Im Anschluss hat er sich mit seiner Partnerin für eine Packrafting-Runde im Norden Patagoniens getroffen, was auch einen Wechsel des Packraft-Modells zur Folge hatte. Um diese Erfahrungen geht es in folgendem Interview.


Tobias, nach Abschluss deiner Solo-Tour im südlichen Patagonien hast du mit deiner Partnerin den Norden bereist. War das im Vergleich wie Urlaub?

Im Grunde ja, und das sollte es auch sein. Die letzten Etappen meiner Solo-Tour der waren sehr fokussiert und dicht getaktet. So ein Programm wollte ich uns nicht zumuten. Aber die Umstellung hin zu mehr "Packrafting-Urlaub" fiel mir nicht ganz leicht. Nach etwa einer Woche haben wir unseren Rhythmus gefunden. Etwas länger schlafen, kürzere Tagesetappen und ein paar mehr Pausentage. Aktiv, aber erholsam. Das Sahne-Häubchen meiner spektakulären Zeit in Patagonien!

Der Norden Patagoniens wie aus dem Bilderbuch. Lieblich und spektakulär.

Wo genau habt ihr euch getroffen und warum dort?

Wir haben uns in Puerto Montt (Chile) getroffen, also im Norden Patagoniens. Mara ist nach Santiago geflogen und dann weiter mit dem Bus gefahren und ich kam aus Punta Arenas, also von Süden. Wir wollten uns auf den Norden Patagoniens konzentrieren, da es dort klimatisch gesehen günstiger ist und auch geeignetere Flüsse fließen. In den touristischen Hochburgen wie El Chaltén (Argentinien) oder dem Torres del Paine Nationalpark ist das Paddeln auch nicht gestattet. 

Unsere Packrafting Runde durch Chile und Argentinien.

Wie sah eure Route aus? Ging der Plan auf?

Wir haben uns gemeinsam eine Packrafting-Runde durch die Region “Los Lagos” (Chile) sowie die Nationalparks “Río Puelo” und “Los Alerces” in Argentinien zusammengestellt. Wir wollten uns sowohl erholen als auch Abenteuer erleben. Diese Ziele haben wir auf jeden Fall erreicht. Die Tour war abwechslungsreich und gespickt mit tollen Erlebnissen.

Unterwegs auf dem breiten Strom des Río Yelcho (Wildwasser 1-2). 

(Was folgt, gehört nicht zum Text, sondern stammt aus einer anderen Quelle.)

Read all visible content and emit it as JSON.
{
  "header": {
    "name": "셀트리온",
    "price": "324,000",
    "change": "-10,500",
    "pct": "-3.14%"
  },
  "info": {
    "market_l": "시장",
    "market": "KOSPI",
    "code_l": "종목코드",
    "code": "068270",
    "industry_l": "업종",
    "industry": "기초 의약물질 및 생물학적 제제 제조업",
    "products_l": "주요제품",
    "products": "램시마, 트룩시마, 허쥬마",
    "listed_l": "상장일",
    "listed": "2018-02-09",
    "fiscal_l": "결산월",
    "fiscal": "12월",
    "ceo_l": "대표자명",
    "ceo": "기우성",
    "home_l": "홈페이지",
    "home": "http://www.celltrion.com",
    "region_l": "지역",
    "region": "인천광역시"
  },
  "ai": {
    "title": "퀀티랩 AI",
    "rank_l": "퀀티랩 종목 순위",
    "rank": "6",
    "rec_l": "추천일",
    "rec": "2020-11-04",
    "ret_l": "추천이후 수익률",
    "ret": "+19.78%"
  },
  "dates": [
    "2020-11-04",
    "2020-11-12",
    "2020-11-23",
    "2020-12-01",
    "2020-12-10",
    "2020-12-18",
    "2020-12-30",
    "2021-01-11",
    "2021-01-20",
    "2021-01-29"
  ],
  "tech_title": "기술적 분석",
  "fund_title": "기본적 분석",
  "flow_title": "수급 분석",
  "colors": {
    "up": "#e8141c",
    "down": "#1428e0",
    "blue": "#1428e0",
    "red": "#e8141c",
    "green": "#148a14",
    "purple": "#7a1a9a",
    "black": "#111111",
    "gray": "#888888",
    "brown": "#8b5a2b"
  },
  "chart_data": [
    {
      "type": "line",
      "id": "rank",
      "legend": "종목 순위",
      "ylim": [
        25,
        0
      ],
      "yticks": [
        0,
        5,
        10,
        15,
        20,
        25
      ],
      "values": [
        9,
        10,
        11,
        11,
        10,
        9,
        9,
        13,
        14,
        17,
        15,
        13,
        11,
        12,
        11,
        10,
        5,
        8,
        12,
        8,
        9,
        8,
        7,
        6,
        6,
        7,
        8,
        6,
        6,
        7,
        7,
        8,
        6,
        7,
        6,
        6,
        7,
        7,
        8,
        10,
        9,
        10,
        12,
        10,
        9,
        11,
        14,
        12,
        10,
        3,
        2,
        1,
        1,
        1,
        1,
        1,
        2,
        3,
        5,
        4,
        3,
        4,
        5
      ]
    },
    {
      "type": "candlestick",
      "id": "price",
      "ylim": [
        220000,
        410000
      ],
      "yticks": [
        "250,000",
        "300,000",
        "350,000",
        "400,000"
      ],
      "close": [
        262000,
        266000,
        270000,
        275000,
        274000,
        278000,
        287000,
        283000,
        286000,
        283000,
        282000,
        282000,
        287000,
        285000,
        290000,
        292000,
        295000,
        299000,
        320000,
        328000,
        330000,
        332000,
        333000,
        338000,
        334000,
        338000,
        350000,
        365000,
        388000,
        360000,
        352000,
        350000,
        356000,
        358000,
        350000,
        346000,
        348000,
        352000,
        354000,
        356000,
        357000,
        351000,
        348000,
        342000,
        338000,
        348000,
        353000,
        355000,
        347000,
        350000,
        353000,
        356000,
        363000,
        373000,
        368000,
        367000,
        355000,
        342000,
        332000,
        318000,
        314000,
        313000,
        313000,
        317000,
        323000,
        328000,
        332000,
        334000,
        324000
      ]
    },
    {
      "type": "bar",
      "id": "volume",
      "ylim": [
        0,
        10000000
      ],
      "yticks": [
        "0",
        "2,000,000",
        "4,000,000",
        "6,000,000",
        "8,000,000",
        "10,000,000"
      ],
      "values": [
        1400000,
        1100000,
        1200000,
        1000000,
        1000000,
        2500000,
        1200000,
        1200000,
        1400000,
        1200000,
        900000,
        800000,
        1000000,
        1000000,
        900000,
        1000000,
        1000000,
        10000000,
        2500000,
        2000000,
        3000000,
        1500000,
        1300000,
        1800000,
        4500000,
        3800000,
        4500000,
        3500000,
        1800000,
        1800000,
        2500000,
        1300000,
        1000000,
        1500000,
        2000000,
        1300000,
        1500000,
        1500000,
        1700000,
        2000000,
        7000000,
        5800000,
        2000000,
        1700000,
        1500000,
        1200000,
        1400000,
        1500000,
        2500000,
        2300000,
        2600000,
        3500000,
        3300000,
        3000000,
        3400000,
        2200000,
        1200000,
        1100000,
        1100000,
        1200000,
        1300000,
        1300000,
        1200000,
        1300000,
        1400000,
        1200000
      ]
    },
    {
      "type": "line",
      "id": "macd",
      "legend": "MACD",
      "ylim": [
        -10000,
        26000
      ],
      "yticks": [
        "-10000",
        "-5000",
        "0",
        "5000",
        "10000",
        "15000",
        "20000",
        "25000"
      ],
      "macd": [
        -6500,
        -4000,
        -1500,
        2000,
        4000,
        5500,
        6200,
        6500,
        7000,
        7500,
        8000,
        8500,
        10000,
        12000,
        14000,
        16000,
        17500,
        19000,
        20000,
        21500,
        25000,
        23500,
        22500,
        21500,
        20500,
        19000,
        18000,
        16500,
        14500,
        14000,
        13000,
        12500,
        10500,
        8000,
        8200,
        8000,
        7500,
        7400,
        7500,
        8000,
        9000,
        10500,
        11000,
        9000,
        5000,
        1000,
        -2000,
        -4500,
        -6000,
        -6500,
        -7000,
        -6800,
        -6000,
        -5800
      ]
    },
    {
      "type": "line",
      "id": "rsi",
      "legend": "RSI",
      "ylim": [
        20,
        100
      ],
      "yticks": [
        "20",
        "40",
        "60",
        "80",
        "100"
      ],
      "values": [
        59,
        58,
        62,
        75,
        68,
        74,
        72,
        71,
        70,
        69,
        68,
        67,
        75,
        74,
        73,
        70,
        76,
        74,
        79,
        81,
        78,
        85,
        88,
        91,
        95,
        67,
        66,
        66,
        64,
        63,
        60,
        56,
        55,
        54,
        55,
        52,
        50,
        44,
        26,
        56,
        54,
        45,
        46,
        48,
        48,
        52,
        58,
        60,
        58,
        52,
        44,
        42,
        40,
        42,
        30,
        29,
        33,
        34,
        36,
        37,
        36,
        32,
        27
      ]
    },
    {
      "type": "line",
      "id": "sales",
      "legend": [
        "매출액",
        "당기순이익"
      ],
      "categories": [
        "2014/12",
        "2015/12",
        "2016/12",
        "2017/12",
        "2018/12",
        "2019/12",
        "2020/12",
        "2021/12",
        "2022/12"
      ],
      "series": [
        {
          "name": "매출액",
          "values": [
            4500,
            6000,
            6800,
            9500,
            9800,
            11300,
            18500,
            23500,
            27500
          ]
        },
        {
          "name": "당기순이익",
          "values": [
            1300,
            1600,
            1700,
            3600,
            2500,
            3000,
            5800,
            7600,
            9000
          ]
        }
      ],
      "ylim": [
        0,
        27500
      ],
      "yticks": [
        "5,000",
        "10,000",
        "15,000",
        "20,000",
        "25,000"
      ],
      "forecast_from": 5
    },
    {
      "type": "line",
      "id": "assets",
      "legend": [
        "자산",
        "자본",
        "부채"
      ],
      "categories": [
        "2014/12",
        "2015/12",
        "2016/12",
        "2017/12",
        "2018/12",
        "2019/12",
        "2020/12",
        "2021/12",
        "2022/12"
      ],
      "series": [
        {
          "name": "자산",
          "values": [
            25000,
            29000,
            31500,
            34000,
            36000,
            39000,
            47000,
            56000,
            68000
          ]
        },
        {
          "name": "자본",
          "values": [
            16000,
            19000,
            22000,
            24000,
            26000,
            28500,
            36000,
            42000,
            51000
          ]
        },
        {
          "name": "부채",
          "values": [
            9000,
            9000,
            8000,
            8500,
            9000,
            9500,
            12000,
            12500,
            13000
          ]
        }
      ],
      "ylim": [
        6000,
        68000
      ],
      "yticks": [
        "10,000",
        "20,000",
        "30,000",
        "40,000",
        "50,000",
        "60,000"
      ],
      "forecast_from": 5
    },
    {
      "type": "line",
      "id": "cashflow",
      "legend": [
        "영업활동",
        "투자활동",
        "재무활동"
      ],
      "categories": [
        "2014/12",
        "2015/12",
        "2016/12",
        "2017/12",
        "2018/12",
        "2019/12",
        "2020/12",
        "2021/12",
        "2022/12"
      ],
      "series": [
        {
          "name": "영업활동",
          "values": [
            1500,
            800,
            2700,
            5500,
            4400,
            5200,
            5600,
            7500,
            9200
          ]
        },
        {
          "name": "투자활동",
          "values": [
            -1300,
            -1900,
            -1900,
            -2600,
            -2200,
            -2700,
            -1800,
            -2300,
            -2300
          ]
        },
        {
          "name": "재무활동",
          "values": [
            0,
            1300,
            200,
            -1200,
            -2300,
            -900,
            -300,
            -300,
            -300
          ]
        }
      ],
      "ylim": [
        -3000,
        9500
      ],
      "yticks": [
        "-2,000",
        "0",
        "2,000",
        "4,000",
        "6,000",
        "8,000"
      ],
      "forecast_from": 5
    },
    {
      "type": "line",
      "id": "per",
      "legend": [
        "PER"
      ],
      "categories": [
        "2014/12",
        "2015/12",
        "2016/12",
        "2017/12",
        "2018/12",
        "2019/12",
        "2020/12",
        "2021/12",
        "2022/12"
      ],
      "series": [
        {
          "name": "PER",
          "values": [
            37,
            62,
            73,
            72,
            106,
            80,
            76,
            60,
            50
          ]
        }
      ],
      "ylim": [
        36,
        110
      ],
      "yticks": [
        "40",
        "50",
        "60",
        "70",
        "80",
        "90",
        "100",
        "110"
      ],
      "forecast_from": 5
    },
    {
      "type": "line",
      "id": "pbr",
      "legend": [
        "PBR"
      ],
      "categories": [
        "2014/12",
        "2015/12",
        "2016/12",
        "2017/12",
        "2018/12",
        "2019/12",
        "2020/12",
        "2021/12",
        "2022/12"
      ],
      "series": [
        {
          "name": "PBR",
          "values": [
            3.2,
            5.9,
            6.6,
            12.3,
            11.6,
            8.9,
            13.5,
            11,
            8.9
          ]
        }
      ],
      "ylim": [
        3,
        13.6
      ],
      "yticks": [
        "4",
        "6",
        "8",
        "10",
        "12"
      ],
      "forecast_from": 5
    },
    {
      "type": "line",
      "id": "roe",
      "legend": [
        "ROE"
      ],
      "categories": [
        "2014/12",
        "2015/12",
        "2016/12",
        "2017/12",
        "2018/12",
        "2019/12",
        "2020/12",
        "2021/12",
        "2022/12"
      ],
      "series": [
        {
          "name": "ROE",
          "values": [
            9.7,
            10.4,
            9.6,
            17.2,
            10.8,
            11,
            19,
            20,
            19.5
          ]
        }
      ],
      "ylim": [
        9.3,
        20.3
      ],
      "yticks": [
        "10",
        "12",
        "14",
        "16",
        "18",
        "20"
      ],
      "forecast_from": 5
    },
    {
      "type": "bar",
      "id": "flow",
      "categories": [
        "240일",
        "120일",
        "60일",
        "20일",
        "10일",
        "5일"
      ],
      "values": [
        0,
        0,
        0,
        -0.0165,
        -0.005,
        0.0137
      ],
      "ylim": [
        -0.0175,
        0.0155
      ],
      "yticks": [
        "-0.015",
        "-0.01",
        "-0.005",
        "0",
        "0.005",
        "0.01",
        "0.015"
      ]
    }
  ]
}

Wie sahen ein typischer Tagesablauf und die Distanzen aus? 

Wir sind um 8 Uhr mit der Sonne aufgestanden und nach einem Frühstück losgewandert bzw. gepaddelt. Tagsüber haben wir mindestens zwei Pausen gemacht und oft gebadet. Zwischen 17-18 Uhr wurde das Nachtlager errichtet. Die Streckenlängen waren aufgrund des Geländes und der Strömungsgeschwindigkeiten der Flüsse sehr verschieden und uns auch relativ egal. Wir hatten immer genügend zu Essen. Am Wegesrand gab es viel Obst und hin und wieder gab es einen selbst geangelten Fisch. Wenn die Regeln der jeweiligen Region es zuließen, saßen wir dann abends am Lagerfeuer und haben in die Sterne geschaut. 

Heute gibt es gegrillte Forelle mit Reis (Topf im Hintergrund).

Auf deinen Solo-Touren hast du dem ultraleichten Anfibio Delta MX vertraut. Für die Tour zu zweit kam das große Omega C2+ zum Einsatz. War das Modell für deine Verhältnisse nicht überdimensioniert?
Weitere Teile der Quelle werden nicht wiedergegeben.